Non-official commemorations stoke nationalist fires. Ever since 1998, Latvian Waffen SS
veterans and supporters have marched on November 30th, the anniversary of the Rumbula
massacre According to historian and activist Monica Lowenberg, the marches have been
growing in size.

      
The Latvian government allows the march under the European Convention of Human Rights. It officially offers no support for the march, stating that “the chapters of history are not written only in black and white. It is vital that a difference be drawn between those who perpetrated crimes and soldiers that fell in combat at the battlefront.”

       
Government waffling shows a certain discomfort. The language in the government’s position on the issue also makes frequent reference to both the Nazi and Soviet occupation. This would make sense in a general discussion of history, but it seems odd that it appears in a discussion of a march dedicated to SS veterans and their supporters.

       
In contrast, the other major civil society action commemorates the Rumbula massacre.
Launched by civic activist Lolita Tomsone, it began in 2016 and consists of a laying of candles at the base of the Freedom Monument in central Riga, followed by a vigil.
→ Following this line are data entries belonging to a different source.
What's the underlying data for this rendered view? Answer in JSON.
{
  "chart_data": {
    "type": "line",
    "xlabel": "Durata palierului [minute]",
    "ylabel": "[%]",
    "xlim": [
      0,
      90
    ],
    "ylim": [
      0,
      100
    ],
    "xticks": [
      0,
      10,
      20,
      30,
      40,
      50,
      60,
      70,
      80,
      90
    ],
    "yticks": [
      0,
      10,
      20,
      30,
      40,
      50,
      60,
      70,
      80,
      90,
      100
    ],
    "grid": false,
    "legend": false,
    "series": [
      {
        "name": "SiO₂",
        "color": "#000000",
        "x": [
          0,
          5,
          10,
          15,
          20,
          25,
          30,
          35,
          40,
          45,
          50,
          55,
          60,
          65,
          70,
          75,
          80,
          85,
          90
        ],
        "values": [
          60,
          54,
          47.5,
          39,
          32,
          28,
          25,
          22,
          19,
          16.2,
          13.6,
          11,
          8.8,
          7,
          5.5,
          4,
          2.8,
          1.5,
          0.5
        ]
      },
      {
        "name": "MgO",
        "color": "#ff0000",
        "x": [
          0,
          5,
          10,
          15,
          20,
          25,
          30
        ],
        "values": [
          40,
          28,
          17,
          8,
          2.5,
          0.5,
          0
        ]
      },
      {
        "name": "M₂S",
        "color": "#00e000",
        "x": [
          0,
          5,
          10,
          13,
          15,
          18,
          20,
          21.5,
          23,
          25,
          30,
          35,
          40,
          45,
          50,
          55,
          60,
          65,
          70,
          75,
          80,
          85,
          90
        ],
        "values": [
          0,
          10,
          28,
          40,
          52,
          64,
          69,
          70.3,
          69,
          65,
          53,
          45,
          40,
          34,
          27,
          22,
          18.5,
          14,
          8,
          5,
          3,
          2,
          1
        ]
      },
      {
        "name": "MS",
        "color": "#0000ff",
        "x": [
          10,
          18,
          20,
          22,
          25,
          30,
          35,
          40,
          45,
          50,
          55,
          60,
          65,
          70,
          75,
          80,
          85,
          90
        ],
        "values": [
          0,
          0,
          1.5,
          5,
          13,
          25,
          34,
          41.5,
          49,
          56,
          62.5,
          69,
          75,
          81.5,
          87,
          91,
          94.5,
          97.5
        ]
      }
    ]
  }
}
Tomsone is the director of the Janis Lipke museum, an institution dedicated to the memory of the dock worker Lipke who saved dozens of Jews. Tomsone says she wanted to “not just let Jews mourn Jews, but let’s commemorate them at the most Latvian site there is...they were ours too.”

      
Another positive development is the construction database, known as “names and destinies,” which provides indexed information on the pre-war Jewish communities of Latvia, as well as an archive of their fates. This project, run by Ruvin Farber of the Centre for Judaic Studies of the University of Latvia. These projects have saved more than 90% of the Jews who died in the Holocaust from oblivion, ensuring that their names, at least, survive.

      

Media

      
In recent years, two books, Adieu Atlantis, by Valentina Freimane and The Taste of Lead, by
Māris Bērziņš about collaboration. They discuss the experience of living through first Soviet then German occupations, and either the experience of persecution at the hands of the occupation or of the forces driving an individual towards collaboration, respectively. Adieu Atlantis, in particular, received high praise and attention, in part due to the high regard Freimane was held in Latvian society and in part because of its adaptation into the opera “Valentīna.”

      
This success follows the presentation of a musical Herberts Cukurs, celebrating the life of a
mass murders. Cukurs was deputy commander of Arajs Kommando, a unit which killed around 26,000 Jews. A Mossad agent assassinated him in Uruguay. The musical celebrated Cukurs as a hero for resisting the Russian invasion and occupation during the Second World War. Latvia’s Foreign Minister Edgars Rinkēvičsriticised the musical on behalf of his government, but emphasised that it is the responsibility of an independent producer and falls within the bounds of free speech.

     
Jewish Community

     
After the Soviet Union reconquered Latvia, Russian Jews began settling there. Numbers peaked at almost 37,000 in 1970. Latvia's Jewish population significantly declined in the 1990s after the fall of Communism when many Latvian Jews left and moved to other countries, especially they made aliyah to Israel and the United States.

      

The Jewish community is engaged with local Holocaust memory projects and documentation. The community itself between two different factions, each of which is associated with one of the major Holocaust museums in Riga. One runs the Riga ghetto and Latvian Holocaust museum. The other is aligned with the Museum “Jews in Latvia,” which is housed in the former Riga Jewish Community Center. “It’s very unfortunate,” noted Einars Mikelsons, the deputy head of Latvia’s IHRA delegation. “Memory is not an issue to have this type of competition [over].” He notes further that the competition is a source of “confusion” for Latvian society.